2. The second pull and catch
Once the bar passes the knee, accelerate. Drive your hips through, shrug, and then get under the bar fast.
Cues:
- Hips through, not hips up. The power comes from extending through the hip — not from a knee-bend re-dip.
- High elbows, early. As soon as you've made hip contact and the bar is floating, punch your elbows forward and around. This is what gets you into the front rack.
- The rack is active. The bar rests on your fingers and front delts — not in your hands. Elbows must be high and parallel to the floor. If your wrists hurt, your elbows aren't high enough.
- Squat under, don't muscle it up. The bar only needs to go to shoulder height. Get under it faster and you need less height.
3. The front squat
You receive the bar in a front squat. This is non-negotiable — if your front squat is weak or immobile, your clean will have a ceiling.
Cues:
- Stand the bar up, not yourself. Drive through your legs, keep the torso vertical. The moment your elbows drop the bar rolls forward and the lift is over.
- Knees track your toes. Same as any squat — don't let them cave in under load.
- Take your time at the bottom. If you're in a good position and stable, there's no rush to stand. Rushing a shaky catch causes missed lifts.
The jerk
The jerk gets the bar from your shoulders to locked out overhead. It looks simple — dip, drive, split — but the timing and positions are surprisingly technical.
1. The dip
A short, sharp bend of the knees — straight down, not forward.
Key cues:
- Dip straight down. Your torso stays vertical. Any forward lean loads the bar onto your toes and the drive goes forward, not up.

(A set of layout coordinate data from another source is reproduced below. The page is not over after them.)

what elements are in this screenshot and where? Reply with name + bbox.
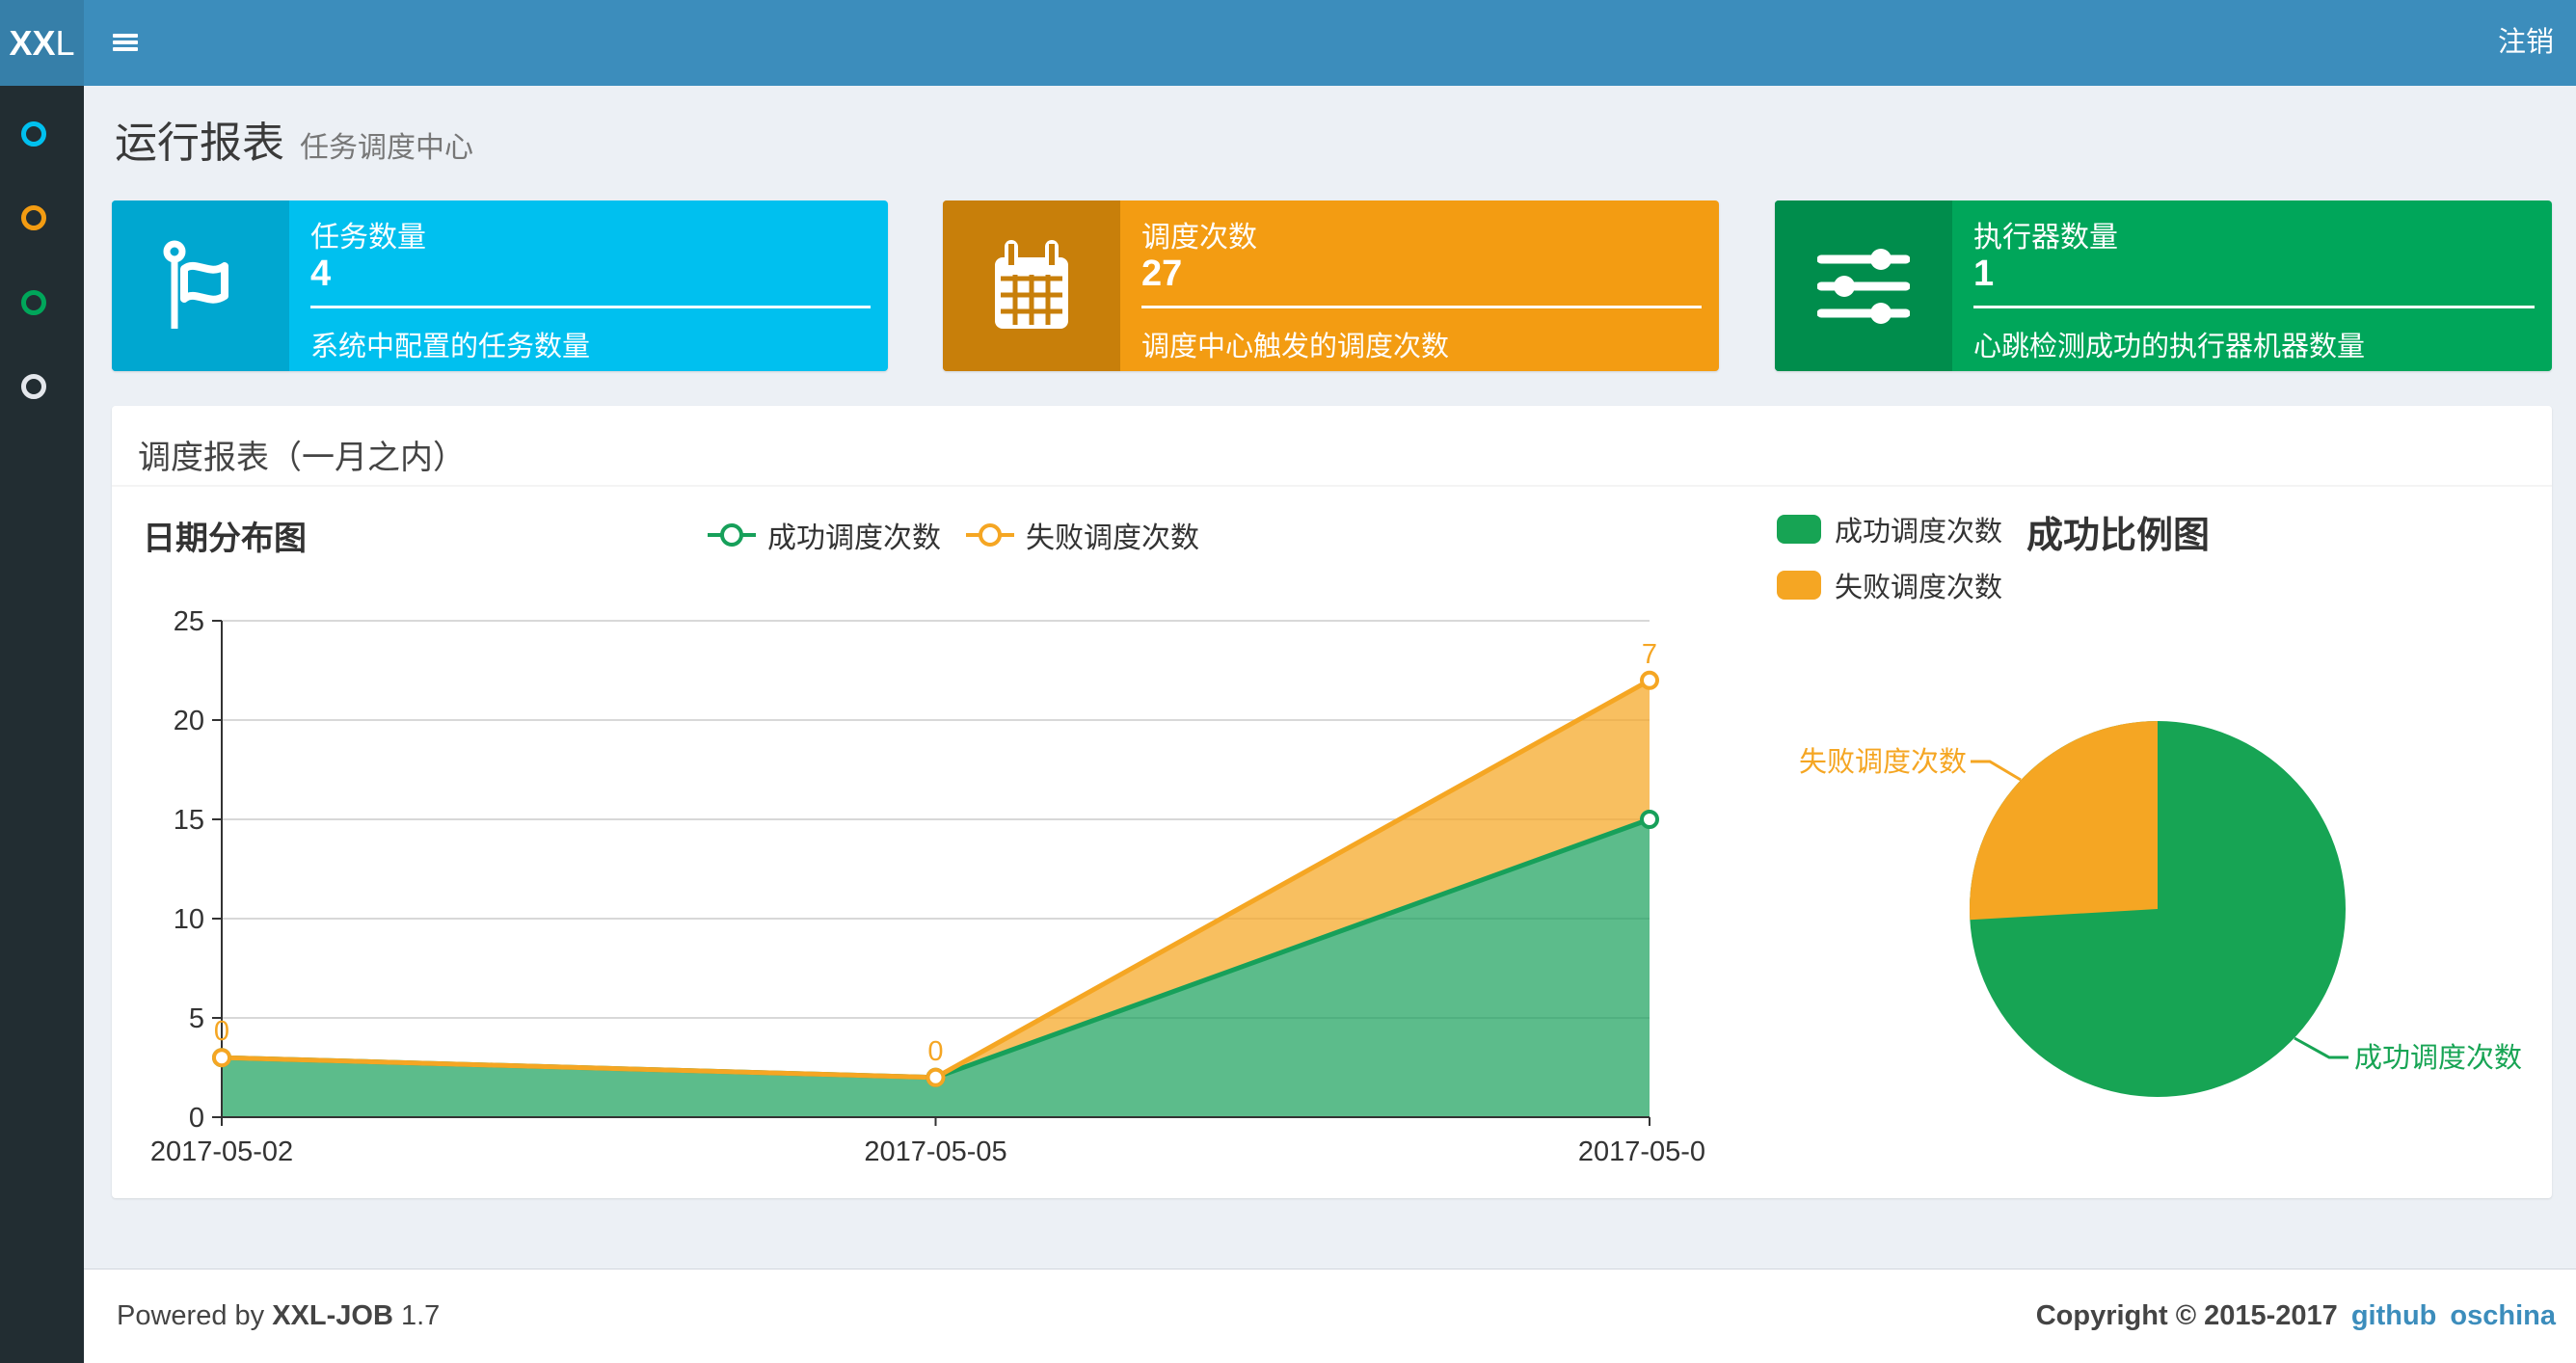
top-navbar: XX L 注销 bbox=[0, 0, 2576, 86]
fail-slice[interactable] bbox=[1969, 721, 2158, 921]
powered-by-text: Powered by XXL-JOB 1.7 bbox=[117, 1300, 440, 1332]
x-axis-tick: 2017-05-08 bbox=[1578, 1136, 1706, 1167]
info-box-divider bbox=[1141, 306, 1702, 308]
footer: Powered by XXL-JOB 1.7 Copyright © 2015-… bbox=[84, 1269, 2576, 1363]
line-chart-legend: 成功调度次数 失败调度次数 bbox=[708, 514, 1199, 556]
pie-chart-legend: 成功调度次数 失败调度次数 bbox=[1777, 509, 2002, 621]
github-link[interactable]: github bbox=[2351, 1300, 2437, 1332]
y-axis-tick: 15 bbox=[174, 805, 204, 836]
legend-label: 失败调度次数 bbox=[1835, 573, 2003, 603]
info-box-executor-count: 执行器数量 1 心跳检测成功的执行器机器数量 bbox=[1775, 200, 2552, 371]
xxl-job-dashboard: XX L 注销 运行报表 任务调度中心 任务数量 4 系统中配置的任务数量 调度… bbox=[0, 0, 2576, 1363]
legend-item-fail[interactable]: 失败调度次数 bbox=[1777, 565, 2002, 605]
info-box-divider bbox=[310, 306, 871, 308]
info-box-job-count: 任务数量 4 系统中配置的任务数量 bbox=[112, 200, 888, 371]
calendar-icon bbox=[943, 200, 1120, 371]
info-box-value: 27 bbox=[1141, 254, 1183, 294]
legend-label: 成功调度次数 bbox=[767, 522, 941, 554]
legend-item-success[interactable]: 成功调度次数 bbox=[1777, 509, 2002, 549]
fail-callout-line bbox=[1971, 760, 2022, 782]
sidebar-item-jobs-circle-icon[interactable] bbox=[21, 205, 46, 230]
line-chart-title: 日期分布图 bbox=[143, 521, 307, 557]
success-point bbox=[1640, 810, 1659, 829]
info-box-description: 调度中心触发的调度次数 bbox=[1141, 332, 1450, 362]
logout-button[interactable]: 注销 bbox=[2498, 0, 2554, 86]
schedule-report-panel: 调度报表（一月之内） 日期分布图 成功调度次数 失败调度次数 0 0 7 25 … bbox=[112, 406, 2552, 1198]
sidebar-item-report-circle-icon[interactable] bbox=[21, 121, 46, 147]
line-series-marker-icon bbox=[708, 523, 756, 547]
x-axis-tick: 2017-05-02 bbox=[150, 1136, 293, 1167]
y-axis-tick: 25 bbox=[174, 606, 204, 637]
fail-point bbox=[212, 1048, 231, 1068]
legend-label: 失败调度次数 bbox=[1026, 522, 1199, 554]
sidebar-item-executor-circle-icon[interactable] bbox=[21, 374, 46, 399]
x-axis-tick: 2017-05-05 bbox=[864, 1136, 1006, 1167]
line-series-marker-icon bbox=[966, 523, 1014, 547]
powered-by-prefix: Powered by bbox=[117, 1300, 265, 1331]
legend-item-success[interactable]: 成功调度次数 bbox=[708, 514, 941, 556]
brand-name: XXL-JOB bbox=[272, 1300, 393, 1331]
sidebar bbox=[0, 86, 84, 1363]
page-header: 运行报表 任务调度中心 bbox=[115, 108, 473, 170]
flag-icon bbox=[112, 200, 289, 371]
y-axis-tick: 5 bbox=[189, 1003, 204, 1034]
success-callout-label: 成功调度次数 bbox=[2354, 1042, 2522, 1074]
page-title: 运行报表 bbox=[115, 120, 284, 167]
info-box-value: 4 bbox=[310, 254, 332, 294]
fail-point bbox=[926, 1067, 946, 1087]
panel-header: 调度报表（一月之内） bbox=[112, 406, 2552, 487]
copyright-text: Copyright © 2015-2017 bbox=[2035, 1300, 2338, 1331]
info-box-trigger-count: 调度次数 27 调度中心触发的调度次数 bbox=[943, 200, 1719, 371]
legend-item-fail[interactable]: 失败调度次数 bbox=[966, 514, 1199, 556]
info-box-label: 调度次数 bbox=[1141, 222, 1257, 254]
sidebar-item-logs-circle-icon[interactable] bbox=[21, 290, 46, 315]
sliders-icon bbox=[1775, 200, 1952, 371]
info-box-description: 系统中配置的任务数量 bbox=[310, 332, 591, 362]
fail-point-label: 0 bbox=[927, 1036, 943, 1067]
date-distribution-area-chart[interactable]: 0 0 7 25 20 15 10 5 0 2017-05-02 2017-05… bbox=[125, 578, 1706, 1198]
info-box-label: 任务数量 bbox=[310, 222, 426, 254]
y-axis-tick: 10 bbox=[174, 904, 204, 935]
pie-chart-title: 成功比例图 bbox=[2026, 516, 2211, 556]
success-callout-line bbox=[2294, 1036, 2348, 1059]
y-axis-tick: 20 bbox=[174, 706, 204, 736]
fail-point-label: 7 bbox=[1642, 639, 1657, 670]
page-subtitle: 任务调度中心 bbox=[300, 132, 473, 164]
app-logo[interactable]: XX L bbox=[0, 0, 84, 86]
version-number: 1.7 bbox=[400, 1300, 441, 1331]
legend-label: 成功调度次数 bbox=[1835, 517, 2003, 548]
oschina-link[interactable]: oschina bbox=[2450, 1300, 2556, 1332]
fail-point-label: 0 bbox=[214, 1016, 229, 1047]
info-box-label: 执行器数量 bbox=[1973, 222, 2118, 254]
fail-callout-label: 失败调度次数 bbox=[1799, 746, 1967, 778]
logo-light-text: L bbox=[55, 22, 75, 63]
success-ratio-pie-chart[interactable]: 失败调度次数 成功调度次数 bbox=[1764, 665, 2536, 1147]
success-swatch-icon bbox=[1777, 515, 1821, 544]
fail-point bbox=[1640, 670, 1659, 690]
info-box-description: 心跳检测成功的执行器机器数量 bbox=[1973, 332, 2366, 362]
logo-bold-text: XX bbox=[9, 22, 56, 63]
y-axis-tick: 0 bbox=[189, 1103, 204, 1134]
sidebar-toggle-icon[interactable] bbox=[113, 34, 138, 52]
info-box-value: 1 bbox=[1973, 254, 1995, 294]
info-box-divider bbox=[1973, 306, 2535, 308]
panel-title: 调度报表（一月之内） bbox=[138, 440, 466, 476]
fail-swatch-icon bbox=[1777, 571, 1821, 600]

- Keep elbows up. If your elbows drop during the dip, the bar shifts in the rack and you lose the connection between bar and body.

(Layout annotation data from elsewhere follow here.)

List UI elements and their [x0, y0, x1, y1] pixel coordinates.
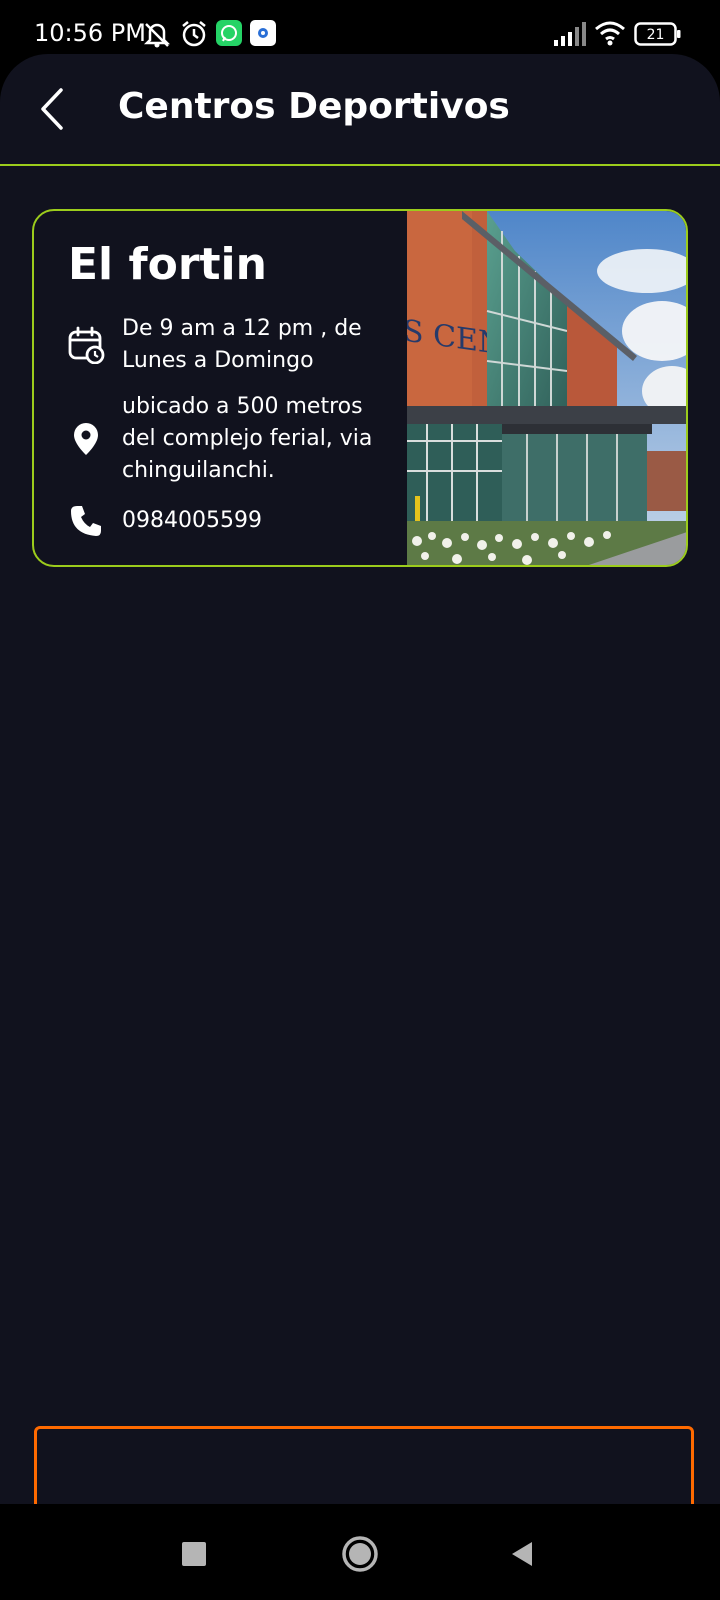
phone-text: 0984005599	[122, 508, 262, 533]
recents-button[interactable]	[168, 1528, 220, 1580]
back-icon	[512, 1542, 532, 1566]
center-name: El fortin	[68, 239, 267, 290]
page-title: Centros Deportivos	[118, 86, 510, 127]
schedule-text: De 9 am a 12 pm , de Lunes a Domingo	[122, 316, 362, 373]
card-info: El fortin De 9 am a 12 pm , de Lunes a D…	[34, 211, 407, 565]
app-icon	[250, 20, 276, 50]
signal-icon	[554, 22, 588, 50]
phone-icon	[66, 501, 106, 541]
schedule-row: De 9 am a 12 pm , de Lunes a Domingo	[66, 313, 392, 377]
chevron-left-icon	[41, 88, 63, 130]
mute-icon	[142, 20, 172, 52]
home-icon	[342, 1536, 378, 1572]
status-time: 10:56 PM	[34, 19, 146, 47]
location-pin-icon	[66, 419, 106, 459]
navigation-bar	[0, 1504, 720, 1600]
app-header: Centros Deportivos	[0, 54, 720, 166]
whatsapp-icon	[216, 20, 242, 50]
phone-row[interactable]: 0984005599	[66, 501, 392, 541]
app-screen: Centros Deportivos El fortin De 9 am a 1…	[0, 54, 720, 1504]
home-button[interactable]	[334, 1528, 386, 1580]
back-button[interactable]	[30, 82, 74, 136]
address-text: ubicado a 500 metros del complejo ferial…	[122, 394, 373, 483]
sports-center-photo: S CENTRE	[407, 211, 686, 565]
back-nav-button[interactable]	[496, 1528, 548, 1580]
sports-center-card[interactable]: El fortin De 9 am a 12 pm , de Lunes a D…	[32, 209, 688, 567]
calendar-clock-icon	[66, 325, 106, 365]
wifi-icon	[594, 20, 626, 50]
address-row: ubicado a 500 metros del complejo ferial…	[66, 391, 392, 487]
bottom-banner-placeholder[interactable]	[34, 1426, 694, 1504]
recents-icon	[182, 1542, 206, 1566]
battery-icon: 21	[634, 22, 682, 50]
battery-level: 21	[647, 27, 665, 43]
alarm-icon	[180, 20, 208, 52]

- Controlled but quick. The dip isn't slow. Think of it as loading a spring — short, sharp, and consistent.
2. The drive
The explosive part. Extend aggressively from the dip.
Cues:
- Drive through your whole foot. Heel through toe. Don't rise onto your toes prematurely — that cuts the drive short.

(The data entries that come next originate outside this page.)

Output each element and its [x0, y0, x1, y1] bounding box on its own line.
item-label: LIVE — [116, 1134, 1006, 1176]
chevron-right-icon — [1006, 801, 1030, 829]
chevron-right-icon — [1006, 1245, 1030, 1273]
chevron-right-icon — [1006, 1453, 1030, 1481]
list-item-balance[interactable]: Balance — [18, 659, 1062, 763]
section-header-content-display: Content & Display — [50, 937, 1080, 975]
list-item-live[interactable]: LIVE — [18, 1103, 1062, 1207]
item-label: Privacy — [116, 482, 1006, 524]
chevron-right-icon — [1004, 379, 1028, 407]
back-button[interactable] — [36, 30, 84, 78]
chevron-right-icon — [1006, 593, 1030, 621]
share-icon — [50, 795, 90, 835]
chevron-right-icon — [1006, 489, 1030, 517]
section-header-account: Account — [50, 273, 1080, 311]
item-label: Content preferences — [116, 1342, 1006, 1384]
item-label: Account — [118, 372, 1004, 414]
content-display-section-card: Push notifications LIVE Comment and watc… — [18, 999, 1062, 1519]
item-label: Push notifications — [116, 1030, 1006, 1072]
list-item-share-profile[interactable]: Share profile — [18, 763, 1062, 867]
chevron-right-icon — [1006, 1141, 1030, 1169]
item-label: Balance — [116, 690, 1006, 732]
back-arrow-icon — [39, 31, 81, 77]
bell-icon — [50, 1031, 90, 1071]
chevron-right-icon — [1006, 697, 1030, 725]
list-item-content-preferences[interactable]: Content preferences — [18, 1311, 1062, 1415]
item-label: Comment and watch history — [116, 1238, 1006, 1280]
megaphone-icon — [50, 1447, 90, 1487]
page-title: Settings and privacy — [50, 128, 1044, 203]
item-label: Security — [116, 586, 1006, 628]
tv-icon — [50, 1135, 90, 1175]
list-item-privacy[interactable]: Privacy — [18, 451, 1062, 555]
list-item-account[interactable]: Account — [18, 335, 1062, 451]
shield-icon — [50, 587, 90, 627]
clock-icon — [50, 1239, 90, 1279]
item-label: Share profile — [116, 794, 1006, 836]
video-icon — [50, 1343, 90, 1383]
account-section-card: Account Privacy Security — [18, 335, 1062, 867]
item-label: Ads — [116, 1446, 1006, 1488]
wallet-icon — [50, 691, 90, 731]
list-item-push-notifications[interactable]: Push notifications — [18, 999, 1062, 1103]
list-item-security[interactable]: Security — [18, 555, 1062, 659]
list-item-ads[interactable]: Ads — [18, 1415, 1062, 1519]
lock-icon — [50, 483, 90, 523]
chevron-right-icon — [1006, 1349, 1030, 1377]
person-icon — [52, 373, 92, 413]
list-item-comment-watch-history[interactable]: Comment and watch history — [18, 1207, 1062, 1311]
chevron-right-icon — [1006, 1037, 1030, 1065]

- The bar gets its height here. You're not pressing the bar overhead. You're launching it. Your arms are just guiding it into position.
3. The split and lockout
As the bar goes up, your feet split — one forward, one back — and you punch your arms to lockout underneath it.
Cues:
- Front shin vertical. Your front knee should be directly above your front ankle, not diving forward.
- Back knee soft, not collapsed. The back leg provides a base. Don't lock it out, but don't let it buckle.
- Both feet land simultaneously. If the front foot lands first, you're lunging, not splitting. The split is explosive and symmetric.
- Lock out before you move your feet. Stabilize the bar overhead first. Then recover front foot, back foot, done.
Common beginner mistakes
Cleaning with your arms. The arms don't pull — they guide. Any early elbow bend before the second pull is a power leak, same as in the snatch.
Soft elbows in the front rack. If your elbows drop when you stand up, the bar will roll forward. Keep them pinned high through the entire stand.
Dipping forward in the jerk. The most common jerk fault. Usually a mobility issue (tight ankles or thoracic spine) or a habit from pressing movements. Film yourself from the side — it's hard to feel.
Jumping forward on the jerk. If the bar is going forward, you're chasing it. It means the drive wasn't vertical. The bar should go straight up, and you split under it.
Recovering the jerk too early. Moving your feet before the bar is locked out and stable is how you miss lifts from good positions. Hold the catch, breathe, then recover.
What to practice first
- The front squat. If you can't front squat comfortably with a full grip and high elbows, start here. Everything else depends on it.
- The hang power clean. Starts at the hip. Cuts out the first pull so you can focus entirely on the catch and rack position.
- The push jerk. Both feet stay parallel — no split. Teaches the dip-drive-punch sequence before you add footwork.
- Press in split. Stand in a split stance and press from the rack. Builds familiarity with the receiving position before any real weight is involved.
The full clean and jerk is a synthesis of all of these. Build each piece before putting them together.